My heart was lifted by news that reached me one evening as I was about to leave the little room at the workhouse in which I had established a base from which to operate. Young Lillis accosted me, proffering an envelope the hand writing upon which I instantly recognised. What glorious tidings it brought! Georgina, Elizabeth and Niamh, the governess, had reached Limerick and would be arriving by steamer the next day.
I had already established myself in the house at Cappagh, having engaged two local women as cook and housekeeper, but it was a lonely existence. The two women I saw briefly, as I breakfasted each morning, but both had left for their own firesides by the time I returned in the cold and dark of the evening to consume the food cook had left warming upon the hob.
The thought had crossed my mind that I would have fared better had I remained at the hotel. At least there I could enjoy the conviviality of the bar. In truth I had no stomach for such things, thinking it unseemly to partake of such comforts whilst, outside the door, paupers shivered for want of decent clothing and wasted away for lack of food. Furthermore I had my daily reports to write.
The house at Cappagh, cold and lonely though it was, provided the space and time in which to carry out that task, recalling the many terrible sights, sounds and smells of the day and assembling them into some semblance of order. I was determined that Edward Twisleton, and those to whom he reported, understood the circumstances to which the district had been reduced. I feared that few of the officials and politicians, whose decisions had so much bearing on the fate of the people, fully understood the meaning of their word “distressed”: that, in truth, it was nothing more than a veil behind which so much suffering went unremarked.

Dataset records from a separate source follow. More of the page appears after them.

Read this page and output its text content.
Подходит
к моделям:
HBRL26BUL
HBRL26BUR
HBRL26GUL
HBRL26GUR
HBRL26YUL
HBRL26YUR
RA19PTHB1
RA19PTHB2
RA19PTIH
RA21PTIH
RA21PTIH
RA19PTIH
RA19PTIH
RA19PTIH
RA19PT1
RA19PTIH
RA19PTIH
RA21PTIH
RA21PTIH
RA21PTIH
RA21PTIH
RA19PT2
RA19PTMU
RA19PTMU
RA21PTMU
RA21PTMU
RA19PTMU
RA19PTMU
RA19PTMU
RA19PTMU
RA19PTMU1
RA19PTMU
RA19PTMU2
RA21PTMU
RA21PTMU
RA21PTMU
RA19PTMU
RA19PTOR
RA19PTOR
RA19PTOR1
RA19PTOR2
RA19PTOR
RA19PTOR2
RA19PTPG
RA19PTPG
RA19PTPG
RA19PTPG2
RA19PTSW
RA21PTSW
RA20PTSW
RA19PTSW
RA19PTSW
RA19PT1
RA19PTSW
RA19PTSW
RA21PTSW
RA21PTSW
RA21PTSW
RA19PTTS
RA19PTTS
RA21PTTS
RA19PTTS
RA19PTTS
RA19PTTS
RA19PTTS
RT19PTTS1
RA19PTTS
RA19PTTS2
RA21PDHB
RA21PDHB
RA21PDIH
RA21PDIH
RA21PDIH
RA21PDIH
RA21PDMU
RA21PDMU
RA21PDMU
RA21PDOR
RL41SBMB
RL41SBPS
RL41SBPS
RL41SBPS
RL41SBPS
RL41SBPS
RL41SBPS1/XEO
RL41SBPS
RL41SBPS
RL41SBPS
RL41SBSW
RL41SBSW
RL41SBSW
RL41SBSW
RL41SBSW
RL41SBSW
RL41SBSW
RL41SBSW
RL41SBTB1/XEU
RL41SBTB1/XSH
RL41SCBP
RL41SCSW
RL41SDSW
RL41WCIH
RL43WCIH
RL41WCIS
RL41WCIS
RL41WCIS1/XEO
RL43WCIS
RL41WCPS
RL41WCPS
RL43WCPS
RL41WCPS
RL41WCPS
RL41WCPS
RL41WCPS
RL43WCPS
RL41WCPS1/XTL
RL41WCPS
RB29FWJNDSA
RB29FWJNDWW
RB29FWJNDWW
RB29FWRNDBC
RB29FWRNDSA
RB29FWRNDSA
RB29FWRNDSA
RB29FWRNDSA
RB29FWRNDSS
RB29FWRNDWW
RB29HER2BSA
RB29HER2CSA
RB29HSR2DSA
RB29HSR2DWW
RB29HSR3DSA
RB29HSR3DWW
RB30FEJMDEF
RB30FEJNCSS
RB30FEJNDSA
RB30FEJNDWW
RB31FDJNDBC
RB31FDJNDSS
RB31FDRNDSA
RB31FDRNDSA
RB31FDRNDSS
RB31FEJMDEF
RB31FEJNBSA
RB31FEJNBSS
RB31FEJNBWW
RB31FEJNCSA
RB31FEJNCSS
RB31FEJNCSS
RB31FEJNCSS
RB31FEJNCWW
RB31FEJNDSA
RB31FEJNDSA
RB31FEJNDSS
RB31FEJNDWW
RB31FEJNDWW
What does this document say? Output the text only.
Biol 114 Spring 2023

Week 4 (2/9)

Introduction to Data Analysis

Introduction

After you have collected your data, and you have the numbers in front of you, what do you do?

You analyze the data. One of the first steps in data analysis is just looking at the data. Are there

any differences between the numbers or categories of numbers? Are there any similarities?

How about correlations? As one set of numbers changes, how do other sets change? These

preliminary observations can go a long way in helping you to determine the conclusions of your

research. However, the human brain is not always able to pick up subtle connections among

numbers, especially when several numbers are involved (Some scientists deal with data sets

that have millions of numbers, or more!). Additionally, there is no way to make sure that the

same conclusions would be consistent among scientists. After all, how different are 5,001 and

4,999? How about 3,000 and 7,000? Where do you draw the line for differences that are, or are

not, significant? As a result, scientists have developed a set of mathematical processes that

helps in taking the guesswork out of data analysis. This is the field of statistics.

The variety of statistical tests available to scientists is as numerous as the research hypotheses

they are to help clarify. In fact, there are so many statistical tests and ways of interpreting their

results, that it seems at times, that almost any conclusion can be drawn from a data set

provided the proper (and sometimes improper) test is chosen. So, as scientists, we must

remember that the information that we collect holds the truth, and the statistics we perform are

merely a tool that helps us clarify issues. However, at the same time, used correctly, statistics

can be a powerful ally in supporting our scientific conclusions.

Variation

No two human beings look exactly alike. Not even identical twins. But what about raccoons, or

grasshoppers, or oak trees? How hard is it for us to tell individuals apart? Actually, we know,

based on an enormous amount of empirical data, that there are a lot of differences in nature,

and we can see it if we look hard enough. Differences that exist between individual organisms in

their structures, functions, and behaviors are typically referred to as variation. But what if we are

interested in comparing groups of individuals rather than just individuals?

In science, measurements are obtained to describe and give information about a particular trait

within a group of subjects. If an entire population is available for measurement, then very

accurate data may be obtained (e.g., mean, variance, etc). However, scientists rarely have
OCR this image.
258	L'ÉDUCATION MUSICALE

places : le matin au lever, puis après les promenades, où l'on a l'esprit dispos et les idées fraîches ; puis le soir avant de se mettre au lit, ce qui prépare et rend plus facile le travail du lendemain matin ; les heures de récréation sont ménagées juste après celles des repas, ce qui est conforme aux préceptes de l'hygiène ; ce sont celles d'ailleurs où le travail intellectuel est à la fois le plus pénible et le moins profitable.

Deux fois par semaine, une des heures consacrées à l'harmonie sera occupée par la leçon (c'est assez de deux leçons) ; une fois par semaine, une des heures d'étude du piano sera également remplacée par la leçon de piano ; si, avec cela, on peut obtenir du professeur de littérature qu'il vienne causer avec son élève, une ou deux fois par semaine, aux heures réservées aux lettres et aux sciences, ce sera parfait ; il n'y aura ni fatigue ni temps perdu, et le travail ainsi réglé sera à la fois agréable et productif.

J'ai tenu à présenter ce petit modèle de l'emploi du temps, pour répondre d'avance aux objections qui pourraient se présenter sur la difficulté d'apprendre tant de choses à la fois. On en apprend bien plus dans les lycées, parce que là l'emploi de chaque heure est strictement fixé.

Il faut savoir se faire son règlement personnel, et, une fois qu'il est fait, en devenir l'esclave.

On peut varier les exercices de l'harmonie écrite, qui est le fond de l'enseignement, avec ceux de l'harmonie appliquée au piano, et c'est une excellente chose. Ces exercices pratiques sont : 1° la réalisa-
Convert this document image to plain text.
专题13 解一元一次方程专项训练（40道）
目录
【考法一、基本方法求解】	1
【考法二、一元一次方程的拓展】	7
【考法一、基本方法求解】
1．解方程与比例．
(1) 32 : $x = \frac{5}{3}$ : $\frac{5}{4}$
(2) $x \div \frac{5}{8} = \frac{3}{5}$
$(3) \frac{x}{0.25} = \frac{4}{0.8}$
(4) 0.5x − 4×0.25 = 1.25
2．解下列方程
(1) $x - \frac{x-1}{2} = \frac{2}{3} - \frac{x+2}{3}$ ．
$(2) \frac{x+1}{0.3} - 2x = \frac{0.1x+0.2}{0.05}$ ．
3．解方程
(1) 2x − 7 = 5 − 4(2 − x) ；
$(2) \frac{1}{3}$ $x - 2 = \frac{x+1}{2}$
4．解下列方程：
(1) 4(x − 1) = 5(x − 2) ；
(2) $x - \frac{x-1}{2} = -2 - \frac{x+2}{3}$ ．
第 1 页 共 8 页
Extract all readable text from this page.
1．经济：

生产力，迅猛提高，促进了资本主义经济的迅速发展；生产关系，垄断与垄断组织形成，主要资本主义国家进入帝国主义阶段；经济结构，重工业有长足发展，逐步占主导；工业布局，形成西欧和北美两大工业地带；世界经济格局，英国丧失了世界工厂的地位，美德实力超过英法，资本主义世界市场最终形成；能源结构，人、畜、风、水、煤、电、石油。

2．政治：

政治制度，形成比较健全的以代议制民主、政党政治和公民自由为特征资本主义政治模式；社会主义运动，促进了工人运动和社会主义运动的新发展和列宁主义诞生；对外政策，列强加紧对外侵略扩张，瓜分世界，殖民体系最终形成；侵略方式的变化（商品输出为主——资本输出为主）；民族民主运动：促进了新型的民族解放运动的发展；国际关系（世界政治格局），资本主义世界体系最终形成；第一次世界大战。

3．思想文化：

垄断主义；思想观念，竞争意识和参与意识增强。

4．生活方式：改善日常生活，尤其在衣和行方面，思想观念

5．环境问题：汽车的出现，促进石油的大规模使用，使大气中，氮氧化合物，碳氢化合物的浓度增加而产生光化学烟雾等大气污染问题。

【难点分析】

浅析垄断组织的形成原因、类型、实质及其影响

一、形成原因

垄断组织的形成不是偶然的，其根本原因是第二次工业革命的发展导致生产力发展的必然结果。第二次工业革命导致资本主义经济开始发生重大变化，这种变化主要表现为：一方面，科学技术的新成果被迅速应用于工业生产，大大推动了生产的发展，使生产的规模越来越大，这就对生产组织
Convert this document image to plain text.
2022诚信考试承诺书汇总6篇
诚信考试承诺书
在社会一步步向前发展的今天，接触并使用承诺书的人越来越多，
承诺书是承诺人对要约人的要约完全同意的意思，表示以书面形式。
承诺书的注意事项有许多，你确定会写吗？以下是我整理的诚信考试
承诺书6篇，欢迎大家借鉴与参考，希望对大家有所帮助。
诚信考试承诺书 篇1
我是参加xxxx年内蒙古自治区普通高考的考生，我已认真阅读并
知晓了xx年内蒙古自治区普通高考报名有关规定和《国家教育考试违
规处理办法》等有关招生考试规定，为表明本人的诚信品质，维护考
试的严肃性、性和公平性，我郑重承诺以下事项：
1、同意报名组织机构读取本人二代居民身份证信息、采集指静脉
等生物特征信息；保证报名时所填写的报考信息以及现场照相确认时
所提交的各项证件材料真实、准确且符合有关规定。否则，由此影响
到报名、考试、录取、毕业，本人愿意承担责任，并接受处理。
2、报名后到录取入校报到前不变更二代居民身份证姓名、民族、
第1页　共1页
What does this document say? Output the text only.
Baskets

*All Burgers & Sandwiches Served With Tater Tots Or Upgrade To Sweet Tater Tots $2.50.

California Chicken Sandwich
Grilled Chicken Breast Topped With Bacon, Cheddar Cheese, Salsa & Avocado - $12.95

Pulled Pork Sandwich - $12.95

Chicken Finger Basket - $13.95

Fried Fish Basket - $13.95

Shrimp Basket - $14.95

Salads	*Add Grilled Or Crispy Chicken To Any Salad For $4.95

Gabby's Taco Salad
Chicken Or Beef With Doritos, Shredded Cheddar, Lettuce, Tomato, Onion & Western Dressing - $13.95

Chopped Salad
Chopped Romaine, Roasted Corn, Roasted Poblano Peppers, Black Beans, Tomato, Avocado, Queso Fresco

Of course, I would still need that space and time once the house was warmed by the presence of my wife and daughter, but the interlude that partaking of a meal in their company provided, would, I was certain, produce a clarity of vision that must surely transmit itself to my reports. And, afterwards, the restorative power of her embrace might induce blessed sleep where hitherto had been only nightmares.
We – that is to say Crofton and I – dealt with over 200 applicants for relief that afternoon, working from 2 o'clock until long after the sun had set. There were among them some who quite evidently were malingerers – men who, upon examination, were discovered still to be in possession of a cow or more than a quarter acre of land. The rules were clear. Only those with nothing were permitted either to enter the workhouse or to receive outside relief. The Commission had sent an instruction that outside relief might be given in certain circumstances, but, the Board's means being so reduced, it was not possible to implement this decree. It pained me to see so many people in need for whom the only assistance we could offer was admission to the already over-crowded workhouse. I resolved to redouble our efforts at the business of collecting rates.
One aspect of this state of affairs I found particularly frustrating. The cost of maintaining a person in the workhouse – providing food and clothing, laundry and regular examinations by the medical officer – came to a considerable sum. Many of our applicants, if provided with a smaller sum in cash, could maintain themselves in food if not clothing. It was, however, cash that the Union lacked. Such small amount as the Clerk had to hand was needed to replenish the stores so as to continue serving the needs of those already admitted to the workhouse. The same consideration meant that we dared not admit any person who exhibited the means to survive without assistance.
It was, in truth, nothing more than a delaying tactic. Many such individuals would return in a few days, their condition worse than on the previous occasion. As the days passed and my familiarity with the district and the circumstances of the population increased, I came to recognise certain individuals who presented themselves many times, each time appearing more destitute than the last, until, upon the third or fourth appearance, the last cow having been sold for a pittance in the meanwhile, any land exceeding a quarter acre ceded to the landlord, they were at last admitted.
As a consequence of the hours spent at the workhouse that afternoon I was unable to meet Georgina and her entourage as they disembarked from the steamer at the quayside. I sent a man with a comfortable conveyance to meet them in my place and to transport them and their luggage to the house at Cappagh. My anxiety about their reaction to the condition of the town and its environs, especially that of young Elizabeth, her mother having been appraised of the dire situation by means of the many letters I had written to her, was thereby supplemented by a new concern: that upon arrival at the house she would be disappointed at its size and disposition.
It was, therefore with some trepidation that I covered the distance between Kilrush and Cappagh. Despite the darkness, the only illumination the occasional glimpse of a crescent moon riding the backs of scudding clouds, my stride was longer than usual, my progress faster. I was by now familiar with the hazards presented by exposed rocks and deep depressions that presented themselves at frequent intervals along the way.
At last I came in sight of the house, light glowing from each of the downstairs windows. My heart pounding in my chest, in part from the exertion of my brisk walk, but no less from anxiety, I inserted my key in the lock. The door opened before I could turn the key. Georgina had been looking out and had observed my approach. She stood before me, her features alight with pleasure at the sight of me. I was consumed by the urge to hold her in my embrace but, conscious of the environment I had so recently departed, and aware of the vermin that had invaded my clothing and my hair during those encounters, I held up my hand to restrain her own eagerness.
Only when I had bathed and donned clean garments was it possible to give in at last to our mutual desire for physical contact. Neither of us spoke, communicating instead by means of a long embrace.